向榆说得特别轻松,像想起了什么,脸上逐渐带起笑容,“我这边其实一直有哈蟆园区的传说......”
季开朗被她安慰得哭笑不得:“谁来了都能给你当牛做马,我是真佩服你。”
“哎,说来你知道怎么养牛吗,我这边想搞一批小牛犊......”
两人闲聊间,尊贵的市一小小学生们到了。
三辆考斯特停在村民院子里,一群穿着西式制服和皮鞋的学生涌入刚修建好的哈蟆谷希望小学,两波孩子们见了面。
叶新第一个跳下车,被眼前的景象惊呆了,这里最新的建筑是个三层小楼,操场是泥土地,娱乐设施是用轮胎和绳索做成的秋千。
他下意识地摸了摸口袋里最新款果子手机,惊叹道:“天啊,这里连个塑胶跑道都没有。”
他的幼儿园就有了!
赵小龙环顾四周,嘴角露出一丝不屑:“我爸说得对,来了就是来受苦的。”
小龙同学有着超出年龄的早熟,还故作老成补充道:“害,有这个时间,不如我在家里多刷两套题。”
“小新,你把兜里纸巾揣好啊,不然一会上厕所只能用树叶擦。”
两人正说着说着,突然赵小龙后脑勺一痛。
“老6!什么东西这么臭!”
回头对上一双幽深的大眼睛。
苹苹她遗传了妈妈的孤僻和精准投掷技能,眼神淡淡地扫过去,踢了踢脚下的硬块。
那是一坨风干牛屎。
牛牛是他们小学固定资产,每天给大家挤牛奶喝,没人会嫌牛臭。
她兜里还有个鞭炮,如果这两个家伙上旱厕的话,她有八成把握把这两个不礼貌的家伙炸一身屎。
这就是传承。
老师喊集合了,几个小学生的不愉快抛到脑后,大家站到一起,然后村小老师笑眯眯地讲话,请大家稍作休整,一会前去室外课堂。

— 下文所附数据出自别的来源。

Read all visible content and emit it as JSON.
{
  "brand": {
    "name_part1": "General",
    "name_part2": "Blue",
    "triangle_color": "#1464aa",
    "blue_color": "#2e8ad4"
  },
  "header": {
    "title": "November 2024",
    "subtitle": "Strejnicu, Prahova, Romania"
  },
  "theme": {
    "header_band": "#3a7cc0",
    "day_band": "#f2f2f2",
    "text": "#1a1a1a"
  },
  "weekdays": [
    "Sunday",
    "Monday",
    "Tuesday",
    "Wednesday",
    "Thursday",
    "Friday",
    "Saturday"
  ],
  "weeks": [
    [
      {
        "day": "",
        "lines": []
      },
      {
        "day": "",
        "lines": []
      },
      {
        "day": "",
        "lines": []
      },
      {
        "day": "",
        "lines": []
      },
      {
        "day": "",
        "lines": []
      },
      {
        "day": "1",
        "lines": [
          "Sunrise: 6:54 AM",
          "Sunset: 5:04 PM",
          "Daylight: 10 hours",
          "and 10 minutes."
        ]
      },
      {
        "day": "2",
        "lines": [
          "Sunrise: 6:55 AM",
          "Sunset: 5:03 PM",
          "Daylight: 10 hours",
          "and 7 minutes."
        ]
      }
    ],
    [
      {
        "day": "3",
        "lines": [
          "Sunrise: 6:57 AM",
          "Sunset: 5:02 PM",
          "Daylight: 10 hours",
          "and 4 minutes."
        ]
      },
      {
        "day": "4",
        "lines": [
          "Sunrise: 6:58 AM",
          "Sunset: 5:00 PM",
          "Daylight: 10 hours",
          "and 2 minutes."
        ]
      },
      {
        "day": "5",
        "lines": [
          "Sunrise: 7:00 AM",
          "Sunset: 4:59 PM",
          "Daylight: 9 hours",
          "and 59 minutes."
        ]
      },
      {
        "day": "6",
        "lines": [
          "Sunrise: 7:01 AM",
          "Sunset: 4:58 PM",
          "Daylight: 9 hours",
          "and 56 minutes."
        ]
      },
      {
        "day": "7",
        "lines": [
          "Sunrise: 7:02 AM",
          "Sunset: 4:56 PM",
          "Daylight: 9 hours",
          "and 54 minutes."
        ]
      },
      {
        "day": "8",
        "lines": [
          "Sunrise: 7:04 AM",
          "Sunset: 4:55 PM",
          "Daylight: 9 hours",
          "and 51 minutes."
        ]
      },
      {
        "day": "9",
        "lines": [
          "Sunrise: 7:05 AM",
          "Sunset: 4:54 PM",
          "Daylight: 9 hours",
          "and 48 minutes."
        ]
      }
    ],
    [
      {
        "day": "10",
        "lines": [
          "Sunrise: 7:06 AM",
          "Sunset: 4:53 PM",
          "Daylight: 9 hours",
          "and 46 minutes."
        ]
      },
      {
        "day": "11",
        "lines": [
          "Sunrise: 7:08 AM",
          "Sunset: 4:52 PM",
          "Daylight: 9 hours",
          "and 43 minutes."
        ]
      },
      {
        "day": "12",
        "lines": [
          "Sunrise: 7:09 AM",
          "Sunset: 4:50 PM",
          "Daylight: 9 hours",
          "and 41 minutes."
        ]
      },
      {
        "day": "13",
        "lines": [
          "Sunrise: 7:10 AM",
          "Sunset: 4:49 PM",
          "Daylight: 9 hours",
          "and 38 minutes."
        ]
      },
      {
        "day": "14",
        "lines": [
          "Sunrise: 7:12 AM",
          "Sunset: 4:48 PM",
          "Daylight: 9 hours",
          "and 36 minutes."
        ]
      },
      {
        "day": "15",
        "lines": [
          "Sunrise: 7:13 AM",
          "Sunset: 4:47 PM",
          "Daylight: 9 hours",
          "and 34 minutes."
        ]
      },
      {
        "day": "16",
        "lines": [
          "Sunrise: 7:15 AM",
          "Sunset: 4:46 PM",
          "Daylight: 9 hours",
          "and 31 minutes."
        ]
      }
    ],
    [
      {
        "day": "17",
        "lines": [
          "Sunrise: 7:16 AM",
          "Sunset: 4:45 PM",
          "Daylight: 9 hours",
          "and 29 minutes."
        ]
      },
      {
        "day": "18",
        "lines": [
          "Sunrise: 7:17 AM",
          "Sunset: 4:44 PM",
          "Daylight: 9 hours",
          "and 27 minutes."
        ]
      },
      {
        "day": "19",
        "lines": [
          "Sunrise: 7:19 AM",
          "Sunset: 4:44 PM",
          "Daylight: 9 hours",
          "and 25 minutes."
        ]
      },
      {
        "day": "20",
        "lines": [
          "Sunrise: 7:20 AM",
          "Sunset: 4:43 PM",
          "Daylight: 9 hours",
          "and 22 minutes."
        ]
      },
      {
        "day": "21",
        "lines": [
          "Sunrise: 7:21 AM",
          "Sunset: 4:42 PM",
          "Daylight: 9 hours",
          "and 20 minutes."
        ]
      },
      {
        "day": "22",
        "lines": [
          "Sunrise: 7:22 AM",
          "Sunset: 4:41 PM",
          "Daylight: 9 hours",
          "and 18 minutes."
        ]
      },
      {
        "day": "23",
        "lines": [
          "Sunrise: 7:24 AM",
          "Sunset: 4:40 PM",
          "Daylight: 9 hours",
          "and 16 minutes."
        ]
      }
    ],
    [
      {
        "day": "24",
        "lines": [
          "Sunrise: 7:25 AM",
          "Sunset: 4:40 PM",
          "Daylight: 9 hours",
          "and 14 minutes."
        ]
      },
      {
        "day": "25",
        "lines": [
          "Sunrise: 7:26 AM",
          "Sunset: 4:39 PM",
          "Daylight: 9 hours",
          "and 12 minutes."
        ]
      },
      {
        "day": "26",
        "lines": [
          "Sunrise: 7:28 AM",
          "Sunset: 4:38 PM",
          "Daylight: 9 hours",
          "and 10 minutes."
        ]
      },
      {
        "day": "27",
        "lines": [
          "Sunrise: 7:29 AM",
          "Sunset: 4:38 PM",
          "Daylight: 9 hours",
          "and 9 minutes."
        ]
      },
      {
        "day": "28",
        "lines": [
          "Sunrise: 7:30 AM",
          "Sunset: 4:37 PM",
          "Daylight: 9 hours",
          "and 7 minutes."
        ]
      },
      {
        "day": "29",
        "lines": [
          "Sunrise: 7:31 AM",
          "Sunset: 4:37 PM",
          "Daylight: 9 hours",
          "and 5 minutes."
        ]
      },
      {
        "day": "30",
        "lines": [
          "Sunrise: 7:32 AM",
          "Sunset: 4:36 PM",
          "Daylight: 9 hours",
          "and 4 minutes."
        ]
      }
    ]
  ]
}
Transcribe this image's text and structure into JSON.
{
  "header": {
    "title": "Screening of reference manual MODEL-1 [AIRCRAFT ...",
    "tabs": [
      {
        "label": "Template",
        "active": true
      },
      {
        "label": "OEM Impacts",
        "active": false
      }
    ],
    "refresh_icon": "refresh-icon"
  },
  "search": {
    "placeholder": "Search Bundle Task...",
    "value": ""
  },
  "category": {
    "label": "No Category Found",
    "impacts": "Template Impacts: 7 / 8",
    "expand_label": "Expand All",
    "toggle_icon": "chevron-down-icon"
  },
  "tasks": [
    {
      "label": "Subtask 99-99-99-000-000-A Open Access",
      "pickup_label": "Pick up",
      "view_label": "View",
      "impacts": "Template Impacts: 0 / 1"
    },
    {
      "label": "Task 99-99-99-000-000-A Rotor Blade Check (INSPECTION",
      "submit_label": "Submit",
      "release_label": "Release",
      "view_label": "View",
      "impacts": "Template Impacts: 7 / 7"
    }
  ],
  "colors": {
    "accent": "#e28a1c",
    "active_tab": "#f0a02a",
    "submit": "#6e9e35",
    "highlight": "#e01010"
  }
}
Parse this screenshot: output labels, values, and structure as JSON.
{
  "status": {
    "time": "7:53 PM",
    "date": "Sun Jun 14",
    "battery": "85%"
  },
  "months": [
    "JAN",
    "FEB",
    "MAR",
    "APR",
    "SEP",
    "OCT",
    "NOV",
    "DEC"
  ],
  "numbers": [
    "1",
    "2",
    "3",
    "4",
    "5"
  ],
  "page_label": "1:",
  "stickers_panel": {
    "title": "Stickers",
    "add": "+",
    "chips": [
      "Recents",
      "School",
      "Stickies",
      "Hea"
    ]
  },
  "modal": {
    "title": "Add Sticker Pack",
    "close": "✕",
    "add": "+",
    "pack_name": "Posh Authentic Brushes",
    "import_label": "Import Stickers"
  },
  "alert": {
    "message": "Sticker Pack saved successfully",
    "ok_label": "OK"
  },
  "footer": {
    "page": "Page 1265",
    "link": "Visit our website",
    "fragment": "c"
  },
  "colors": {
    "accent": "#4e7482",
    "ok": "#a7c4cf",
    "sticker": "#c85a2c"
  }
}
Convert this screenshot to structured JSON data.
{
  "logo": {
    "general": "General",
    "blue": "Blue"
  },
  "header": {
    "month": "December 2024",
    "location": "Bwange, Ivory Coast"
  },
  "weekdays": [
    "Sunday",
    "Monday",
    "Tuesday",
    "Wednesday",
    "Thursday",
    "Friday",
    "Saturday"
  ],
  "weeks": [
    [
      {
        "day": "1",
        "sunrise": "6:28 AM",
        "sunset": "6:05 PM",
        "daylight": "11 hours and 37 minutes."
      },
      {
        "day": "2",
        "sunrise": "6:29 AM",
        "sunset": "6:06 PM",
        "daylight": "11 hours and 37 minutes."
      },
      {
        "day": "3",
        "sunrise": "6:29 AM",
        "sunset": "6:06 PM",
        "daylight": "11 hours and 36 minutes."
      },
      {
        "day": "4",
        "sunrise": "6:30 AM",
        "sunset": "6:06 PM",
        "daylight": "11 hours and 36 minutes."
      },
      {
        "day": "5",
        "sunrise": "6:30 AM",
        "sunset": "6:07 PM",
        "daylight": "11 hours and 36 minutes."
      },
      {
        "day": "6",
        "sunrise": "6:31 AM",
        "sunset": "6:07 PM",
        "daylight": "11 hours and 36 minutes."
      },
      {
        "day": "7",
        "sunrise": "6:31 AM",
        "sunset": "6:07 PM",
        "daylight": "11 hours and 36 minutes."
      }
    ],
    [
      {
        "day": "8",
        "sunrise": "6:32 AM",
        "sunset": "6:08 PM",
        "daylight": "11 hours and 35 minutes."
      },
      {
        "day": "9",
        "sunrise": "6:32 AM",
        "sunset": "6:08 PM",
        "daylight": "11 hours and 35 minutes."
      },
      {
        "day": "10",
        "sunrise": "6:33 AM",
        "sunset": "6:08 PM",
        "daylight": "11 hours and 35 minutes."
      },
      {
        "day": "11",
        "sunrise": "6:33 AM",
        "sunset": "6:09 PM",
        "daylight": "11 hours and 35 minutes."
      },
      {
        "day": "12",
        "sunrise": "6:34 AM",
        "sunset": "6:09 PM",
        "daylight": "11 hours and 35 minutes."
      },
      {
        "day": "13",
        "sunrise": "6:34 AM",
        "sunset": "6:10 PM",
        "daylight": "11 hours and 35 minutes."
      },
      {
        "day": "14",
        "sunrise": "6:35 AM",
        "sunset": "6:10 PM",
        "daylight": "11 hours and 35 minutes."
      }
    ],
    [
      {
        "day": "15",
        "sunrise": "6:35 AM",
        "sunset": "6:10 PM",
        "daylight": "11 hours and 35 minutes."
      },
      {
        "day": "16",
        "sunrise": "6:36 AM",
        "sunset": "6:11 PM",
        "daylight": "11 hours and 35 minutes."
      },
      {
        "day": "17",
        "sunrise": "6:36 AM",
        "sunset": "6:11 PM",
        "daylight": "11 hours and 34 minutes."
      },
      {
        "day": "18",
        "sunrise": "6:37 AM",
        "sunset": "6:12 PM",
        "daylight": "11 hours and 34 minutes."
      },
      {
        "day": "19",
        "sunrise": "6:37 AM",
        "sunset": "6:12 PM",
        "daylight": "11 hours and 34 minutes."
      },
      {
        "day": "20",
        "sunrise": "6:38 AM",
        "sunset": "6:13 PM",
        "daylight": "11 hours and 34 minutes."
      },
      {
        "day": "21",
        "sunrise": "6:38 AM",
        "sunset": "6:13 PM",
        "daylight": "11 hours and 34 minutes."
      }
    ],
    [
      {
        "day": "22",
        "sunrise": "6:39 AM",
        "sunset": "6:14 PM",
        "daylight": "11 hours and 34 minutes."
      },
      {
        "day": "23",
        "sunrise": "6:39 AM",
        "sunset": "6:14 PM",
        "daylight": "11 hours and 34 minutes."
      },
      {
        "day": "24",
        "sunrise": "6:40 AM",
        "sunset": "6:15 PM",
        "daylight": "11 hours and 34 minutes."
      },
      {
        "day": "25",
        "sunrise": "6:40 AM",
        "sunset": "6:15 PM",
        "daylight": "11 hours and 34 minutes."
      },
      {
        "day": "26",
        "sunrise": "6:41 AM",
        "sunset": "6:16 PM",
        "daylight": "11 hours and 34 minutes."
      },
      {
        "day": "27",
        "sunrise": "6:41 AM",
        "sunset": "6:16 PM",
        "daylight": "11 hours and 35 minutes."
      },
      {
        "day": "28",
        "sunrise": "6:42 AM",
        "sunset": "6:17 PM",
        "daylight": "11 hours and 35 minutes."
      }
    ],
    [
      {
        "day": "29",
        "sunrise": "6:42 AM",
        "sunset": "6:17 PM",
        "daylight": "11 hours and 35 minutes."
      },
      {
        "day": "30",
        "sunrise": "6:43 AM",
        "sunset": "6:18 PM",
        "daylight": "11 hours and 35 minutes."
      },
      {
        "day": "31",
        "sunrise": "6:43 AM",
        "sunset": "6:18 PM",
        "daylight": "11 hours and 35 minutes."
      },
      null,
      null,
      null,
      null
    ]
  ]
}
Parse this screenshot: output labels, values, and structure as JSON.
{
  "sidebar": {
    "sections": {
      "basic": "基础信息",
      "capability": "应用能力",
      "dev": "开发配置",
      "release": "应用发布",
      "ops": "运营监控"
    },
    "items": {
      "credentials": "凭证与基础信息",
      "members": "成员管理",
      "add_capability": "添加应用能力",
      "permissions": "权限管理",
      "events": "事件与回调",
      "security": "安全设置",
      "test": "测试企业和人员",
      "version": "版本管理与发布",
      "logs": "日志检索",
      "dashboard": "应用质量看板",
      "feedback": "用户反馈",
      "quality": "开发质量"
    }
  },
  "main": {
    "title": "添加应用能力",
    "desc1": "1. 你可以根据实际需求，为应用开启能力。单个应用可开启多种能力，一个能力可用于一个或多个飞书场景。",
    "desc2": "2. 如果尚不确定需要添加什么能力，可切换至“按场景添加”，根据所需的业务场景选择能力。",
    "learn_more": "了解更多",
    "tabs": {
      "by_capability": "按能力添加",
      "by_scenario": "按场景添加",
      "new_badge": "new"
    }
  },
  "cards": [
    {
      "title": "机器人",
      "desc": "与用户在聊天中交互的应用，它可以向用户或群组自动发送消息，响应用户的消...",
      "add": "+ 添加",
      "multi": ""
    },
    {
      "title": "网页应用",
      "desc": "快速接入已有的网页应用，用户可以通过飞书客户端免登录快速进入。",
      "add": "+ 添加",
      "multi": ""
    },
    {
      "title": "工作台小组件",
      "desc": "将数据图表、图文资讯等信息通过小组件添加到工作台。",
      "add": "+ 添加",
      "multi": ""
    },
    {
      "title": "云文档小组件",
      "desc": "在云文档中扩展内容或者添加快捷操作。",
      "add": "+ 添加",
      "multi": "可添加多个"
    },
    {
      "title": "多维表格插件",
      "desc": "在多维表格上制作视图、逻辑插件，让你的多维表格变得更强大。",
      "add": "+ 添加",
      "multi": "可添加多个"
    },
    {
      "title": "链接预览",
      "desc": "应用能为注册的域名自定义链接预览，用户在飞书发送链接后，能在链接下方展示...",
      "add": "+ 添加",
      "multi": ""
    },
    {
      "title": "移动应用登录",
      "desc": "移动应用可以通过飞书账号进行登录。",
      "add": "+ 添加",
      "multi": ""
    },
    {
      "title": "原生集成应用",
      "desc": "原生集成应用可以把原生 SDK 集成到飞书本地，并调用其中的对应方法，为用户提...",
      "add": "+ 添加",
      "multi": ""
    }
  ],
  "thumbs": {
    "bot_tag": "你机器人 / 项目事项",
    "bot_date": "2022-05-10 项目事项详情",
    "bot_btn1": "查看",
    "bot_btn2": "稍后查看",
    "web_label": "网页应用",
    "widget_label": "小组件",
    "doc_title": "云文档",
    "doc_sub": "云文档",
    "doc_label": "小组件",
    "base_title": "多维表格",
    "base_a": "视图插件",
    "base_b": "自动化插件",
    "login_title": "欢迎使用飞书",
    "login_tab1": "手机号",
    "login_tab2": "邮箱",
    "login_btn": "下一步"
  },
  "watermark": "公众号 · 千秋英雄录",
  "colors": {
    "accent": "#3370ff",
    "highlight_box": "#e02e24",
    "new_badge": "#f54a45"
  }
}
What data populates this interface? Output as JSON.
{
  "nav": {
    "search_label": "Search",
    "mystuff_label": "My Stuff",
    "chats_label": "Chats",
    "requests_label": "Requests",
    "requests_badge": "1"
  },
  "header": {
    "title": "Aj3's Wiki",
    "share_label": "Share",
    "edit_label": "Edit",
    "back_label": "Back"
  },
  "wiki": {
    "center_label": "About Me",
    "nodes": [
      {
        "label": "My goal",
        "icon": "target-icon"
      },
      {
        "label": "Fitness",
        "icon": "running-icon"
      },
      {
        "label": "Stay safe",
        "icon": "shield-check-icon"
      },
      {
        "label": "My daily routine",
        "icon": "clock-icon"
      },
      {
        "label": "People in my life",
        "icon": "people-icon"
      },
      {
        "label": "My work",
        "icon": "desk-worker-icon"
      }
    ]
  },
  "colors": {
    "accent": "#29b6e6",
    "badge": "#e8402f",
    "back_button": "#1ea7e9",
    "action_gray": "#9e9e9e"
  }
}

研学自然要去环境和设备都比较好的,哈蟆谷景区内满足这个要求,但去温泉池影响向榆做生意,季开朗也抹不开这个脸。
向榆给他们开放了一个美丽又免费的地方。
哈蟆谷后山,种净水王莲的池子,她浇菜的水库。
当初随手放进去的净水器已经孕养出了一方洞天——洞天这词不夸张,这方小天地里粉荷绿叶湖光山色,山水空明,阡陌交通。
离水源近,这边方便灌溉,向榆把自己拉回来的鸡鸭鱼羊全丢里面,杜春后面几批菜地也选址在附近。
此时修整好的田埂将土地分割成整齐的菜畦,生菜地像生机勃勃的绿色棋盘,黄瓜架下藏着顶花带刺的鲜嫩果实,竹篱上正开着俏皮的黄花。